Sta di fatto in ogni caso che, anche alla luce di quest’ultima esperienza, è necessario adesso regolamentare la materia per garantire la maggiore trasparenza possibile nelle nomine pubbliche. A cominciare dalla Rai, per la quale s’impone una riforma organica in grado di assicurare all’azienda una “governance” legittima e autorevole, si tratta di definire nuove procedure più aperte e democratiche. I “curricula” costituiscono certamente una base per selezionare le candidature e confrontarle alla luce del sole, ma da soli non bastano.

A monte di questa e di ogni altra riforma specifica, c’è bisogno ancor prima di una riforma generale della politica, a partire naturalmente dalla legge elettorale.
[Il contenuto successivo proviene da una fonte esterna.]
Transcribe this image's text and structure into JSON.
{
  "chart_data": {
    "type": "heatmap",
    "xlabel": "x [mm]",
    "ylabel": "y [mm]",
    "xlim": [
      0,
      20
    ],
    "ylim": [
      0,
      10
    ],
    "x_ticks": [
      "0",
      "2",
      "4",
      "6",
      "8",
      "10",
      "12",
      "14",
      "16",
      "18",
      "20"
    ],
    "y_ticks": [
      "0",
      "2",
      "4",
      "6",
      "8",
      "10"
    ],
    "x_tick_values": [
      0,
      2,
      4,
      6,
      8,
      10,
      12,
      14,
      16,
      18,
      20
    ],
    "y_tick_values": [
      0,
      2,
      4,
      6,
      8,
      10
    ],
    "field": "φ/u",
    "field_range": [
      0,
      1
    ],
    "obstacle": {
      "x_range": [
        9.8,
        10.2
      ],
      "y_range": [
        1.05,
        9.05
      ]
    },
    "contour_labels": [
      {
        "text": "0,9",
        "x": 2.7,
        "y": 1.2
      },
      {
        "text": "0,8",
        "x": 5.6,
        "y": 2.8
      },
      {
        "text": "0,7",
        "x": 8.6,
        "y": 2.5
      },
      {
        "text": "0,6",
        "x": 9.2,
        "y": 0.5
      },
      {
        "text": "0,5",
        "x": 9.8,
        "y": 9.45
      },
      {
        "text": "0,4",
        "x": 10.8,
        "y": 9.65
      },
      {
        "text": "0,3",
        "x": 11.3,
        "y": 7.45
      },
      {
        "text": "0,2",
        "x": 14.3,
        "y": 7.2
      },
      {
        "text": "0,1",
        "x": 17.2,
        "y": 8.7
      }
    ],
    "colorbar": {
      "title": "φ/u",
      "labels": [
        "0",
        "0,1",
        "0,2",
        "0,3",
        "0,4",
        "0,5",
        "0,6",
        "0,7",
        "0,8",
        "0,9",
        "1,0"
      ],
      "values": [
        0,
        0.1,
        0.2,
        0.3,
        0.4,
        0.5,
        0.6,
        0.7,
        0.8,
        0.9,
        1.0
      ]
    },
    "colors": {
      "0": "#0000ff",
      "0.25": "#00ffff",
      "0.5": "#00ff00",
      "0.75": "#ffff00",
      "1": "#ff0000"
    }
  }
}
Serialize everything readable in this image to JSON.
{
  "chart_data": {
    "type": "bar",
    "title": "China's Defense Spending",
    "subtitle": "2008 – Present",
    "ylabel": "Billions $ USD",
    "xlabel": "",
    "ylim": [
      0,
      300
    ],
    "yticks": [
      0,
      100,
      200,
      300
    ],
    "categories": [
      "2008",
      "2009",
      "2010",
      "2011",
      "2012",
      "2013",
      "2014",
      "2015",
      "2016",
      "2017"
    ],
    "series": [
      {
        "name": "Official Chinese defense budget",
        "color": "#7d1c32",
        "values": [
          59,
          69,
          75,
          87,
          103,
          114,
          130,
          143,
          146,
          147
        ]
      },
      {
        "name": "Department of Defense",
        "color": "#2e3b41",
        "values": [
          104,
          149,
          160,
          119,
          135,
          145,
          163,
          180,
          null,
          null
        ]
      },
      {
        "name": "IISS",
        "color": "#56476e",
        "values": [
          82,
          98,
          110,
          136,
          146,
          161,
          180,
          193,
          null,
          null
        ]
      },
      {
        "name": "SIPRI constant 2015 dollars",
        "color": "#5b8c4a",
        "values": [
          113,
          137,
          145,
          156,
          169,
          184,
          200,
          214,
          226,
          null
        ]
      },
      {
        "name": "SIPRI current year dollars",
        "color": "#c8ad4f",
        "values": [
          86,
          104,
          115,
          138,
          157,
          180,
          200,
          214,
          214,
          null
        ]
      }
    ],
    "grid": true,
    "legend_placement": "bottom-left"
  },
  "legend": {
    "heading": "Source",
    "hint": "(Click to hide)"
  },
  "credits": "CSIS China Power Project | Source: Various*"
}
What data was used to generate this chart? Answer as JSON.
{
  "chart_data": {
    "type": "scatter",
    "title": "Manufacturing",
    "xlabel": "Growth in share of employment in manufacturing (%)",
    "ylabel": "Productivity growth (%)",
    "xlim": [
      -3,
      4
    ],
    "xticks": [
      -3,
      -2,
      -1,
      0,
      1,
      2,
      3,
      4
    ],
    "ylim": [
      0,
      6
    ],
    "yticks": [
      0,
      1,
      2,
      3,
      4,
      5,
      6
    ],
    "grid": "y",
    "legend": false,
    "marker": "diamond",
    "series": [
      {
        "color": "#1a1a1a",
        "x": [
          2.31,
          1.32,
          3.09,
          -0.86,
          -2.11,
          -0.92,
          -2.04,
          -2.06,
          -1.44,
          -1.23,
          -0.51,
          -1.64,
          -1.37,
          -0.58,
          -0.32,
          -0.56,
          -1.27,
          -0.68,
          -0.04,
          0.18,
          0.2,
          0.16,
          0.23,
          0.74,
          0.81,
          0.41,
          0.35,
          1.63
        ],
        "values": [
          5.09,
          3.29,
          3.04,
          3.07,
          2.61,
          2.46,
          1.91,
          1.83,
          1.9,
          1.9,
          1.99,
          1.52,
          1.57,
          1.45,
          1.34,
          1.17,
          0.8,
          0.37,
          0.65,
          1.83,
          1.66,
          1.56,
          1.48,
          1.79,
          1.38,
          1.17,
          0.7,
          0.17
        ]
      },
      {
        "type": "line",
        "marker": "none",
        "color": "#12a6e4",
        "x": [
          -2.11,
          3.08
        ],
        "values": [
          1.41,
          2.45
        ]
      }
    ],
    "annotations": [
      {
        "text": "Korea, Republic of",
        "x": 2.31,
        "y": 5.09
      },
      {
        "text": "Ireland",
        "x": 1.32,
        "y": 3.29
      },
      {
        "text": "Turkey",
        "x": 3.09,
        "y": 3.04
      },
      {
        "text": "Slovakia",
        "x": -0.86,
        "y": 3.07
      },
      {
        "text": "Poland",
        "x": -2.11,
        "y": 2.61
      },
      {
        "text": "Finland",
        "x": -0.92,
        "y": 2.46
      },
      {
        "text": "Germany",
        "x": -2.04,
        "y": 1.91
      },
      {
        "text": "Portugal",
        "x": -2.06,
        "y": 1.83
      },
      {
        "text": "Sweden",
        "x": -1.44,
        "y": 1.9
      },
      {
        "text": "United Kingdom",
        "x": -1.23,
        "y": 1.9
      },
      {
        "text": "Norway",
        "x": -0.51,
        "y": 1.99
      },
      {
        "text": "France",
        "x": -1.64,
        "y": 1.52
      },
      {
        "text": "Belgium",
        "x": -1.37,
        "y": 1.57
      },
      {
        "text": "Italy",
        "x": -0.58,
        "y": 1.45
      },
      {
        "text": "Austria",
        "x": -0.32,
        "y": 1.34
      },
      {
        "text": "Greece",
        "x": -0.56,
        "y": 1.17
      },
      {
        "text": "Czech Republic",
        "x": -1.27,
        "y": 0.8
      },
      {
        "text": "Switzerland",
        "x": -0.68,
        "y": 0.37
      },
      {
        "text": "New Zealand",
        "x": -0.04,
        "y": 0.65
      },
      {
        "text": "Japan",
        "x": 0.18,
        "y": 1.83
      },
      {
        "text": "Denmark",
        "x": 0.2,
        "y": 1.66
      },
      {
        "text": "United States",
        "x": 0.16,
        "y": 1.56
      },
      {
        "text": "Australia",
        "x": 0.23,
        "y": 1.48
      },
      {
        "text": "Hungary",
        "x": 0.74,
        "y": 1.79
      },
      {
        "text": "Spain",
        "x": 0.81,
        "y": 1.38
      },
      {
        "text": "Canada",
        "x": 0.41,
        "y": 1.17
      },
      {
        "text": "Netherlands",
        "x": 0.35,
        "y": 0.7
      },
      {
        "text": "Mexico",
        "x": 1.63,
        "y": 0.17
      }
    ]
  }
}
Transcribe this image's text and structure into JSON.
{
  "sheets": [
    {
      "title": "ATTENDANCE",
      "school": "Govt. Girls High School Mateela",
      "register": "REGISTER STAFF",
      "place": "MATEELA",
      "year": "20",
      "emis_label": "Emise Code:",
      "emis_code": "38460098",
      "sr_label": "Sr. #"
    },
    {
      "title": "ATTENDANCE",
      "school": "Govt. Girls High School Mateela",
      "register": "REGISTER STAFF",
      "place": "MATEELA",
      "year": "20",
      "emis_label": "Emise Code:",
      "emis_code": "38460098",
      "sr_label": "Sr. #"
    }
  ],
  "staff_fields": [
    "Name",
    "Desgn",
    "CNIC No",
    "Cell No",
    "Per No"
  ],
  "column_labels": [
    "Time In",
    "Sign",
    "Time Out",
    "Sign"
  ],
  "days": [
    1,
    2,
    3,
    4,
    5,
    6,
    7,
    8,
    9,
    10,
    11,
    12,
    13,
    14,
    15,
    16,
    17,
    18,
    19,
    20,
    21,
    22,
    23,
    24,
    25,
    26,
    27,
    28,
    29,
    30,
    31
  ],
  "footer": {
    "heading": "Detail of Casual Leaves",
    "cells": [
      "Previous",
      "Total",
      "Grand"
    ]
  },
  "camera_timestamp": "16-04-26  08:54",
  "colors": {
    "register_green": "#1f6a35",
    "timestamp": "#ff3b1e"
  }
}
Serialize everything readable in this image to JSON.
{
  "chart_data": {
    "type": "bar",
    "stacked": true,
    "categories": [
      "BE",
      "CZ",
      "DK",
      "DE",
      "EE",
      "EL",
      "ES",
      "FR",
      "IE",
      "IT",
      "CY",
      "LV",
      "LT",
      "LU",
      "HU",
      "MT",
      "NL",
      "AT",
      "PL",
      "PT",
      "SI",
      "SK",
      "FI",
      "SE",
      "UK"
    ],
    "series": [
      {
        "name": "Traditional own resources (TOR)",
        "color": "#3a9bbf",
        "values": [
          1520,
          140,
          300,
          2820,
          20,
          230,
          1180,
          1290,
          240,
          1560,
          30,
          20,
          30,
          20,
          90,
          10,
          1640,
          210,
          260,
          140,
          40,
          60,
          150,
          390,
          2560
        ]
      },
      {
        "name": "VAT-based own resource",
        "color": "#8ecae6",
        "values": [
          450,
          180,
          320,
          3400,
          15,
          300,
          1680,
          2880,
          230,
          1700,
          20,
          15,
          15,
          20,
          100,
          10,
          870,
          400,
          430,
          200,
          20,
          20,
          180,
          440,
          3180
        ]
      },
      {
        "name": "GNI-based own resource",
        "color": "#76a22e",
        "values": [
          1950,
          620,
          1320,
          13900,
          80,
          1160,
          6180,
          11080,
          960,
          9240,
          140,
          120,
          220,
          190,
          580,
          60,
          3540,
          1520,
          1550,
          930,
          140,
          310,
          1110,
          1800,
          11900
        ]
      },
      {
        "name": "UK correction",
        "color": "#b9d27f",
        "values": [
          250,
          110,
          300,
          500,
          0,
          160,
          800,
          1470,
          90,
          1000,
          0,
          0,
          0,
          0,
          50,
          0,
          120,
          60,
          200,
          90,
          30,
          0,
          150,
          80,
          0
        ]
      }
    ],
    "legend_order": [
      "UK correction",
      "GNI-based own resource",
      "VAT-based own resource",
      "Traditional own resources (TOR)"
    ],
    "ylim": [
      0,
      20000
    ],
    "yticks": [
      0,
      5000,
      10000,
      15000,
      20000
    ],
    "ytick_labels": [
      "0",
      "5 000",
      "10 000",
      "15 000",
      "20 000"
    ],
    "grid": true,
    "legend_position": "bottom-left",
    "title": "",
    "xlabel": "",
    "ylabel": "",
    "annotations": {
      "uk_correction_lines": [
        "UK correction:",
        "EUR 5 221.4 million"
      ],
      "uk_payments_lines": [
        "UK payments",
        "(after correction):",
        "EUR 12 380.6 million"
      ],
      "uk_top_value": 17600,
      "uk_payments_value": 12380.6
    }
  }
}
Senza un rinnovamento profondo delle istituzioni e dei partiti, senza un ricambio generazionale e una trasformazione del rapporto fra il sistema di potere e la società, la vita pubblica italiana continuerà a decadere nella pratica del sottogoverno, del clientelismo e della spartizione. E sarà così fino a quando la politica verrà intesa come professione, impiego o mestiere, piuttosto che come un servizio reso alla collettività.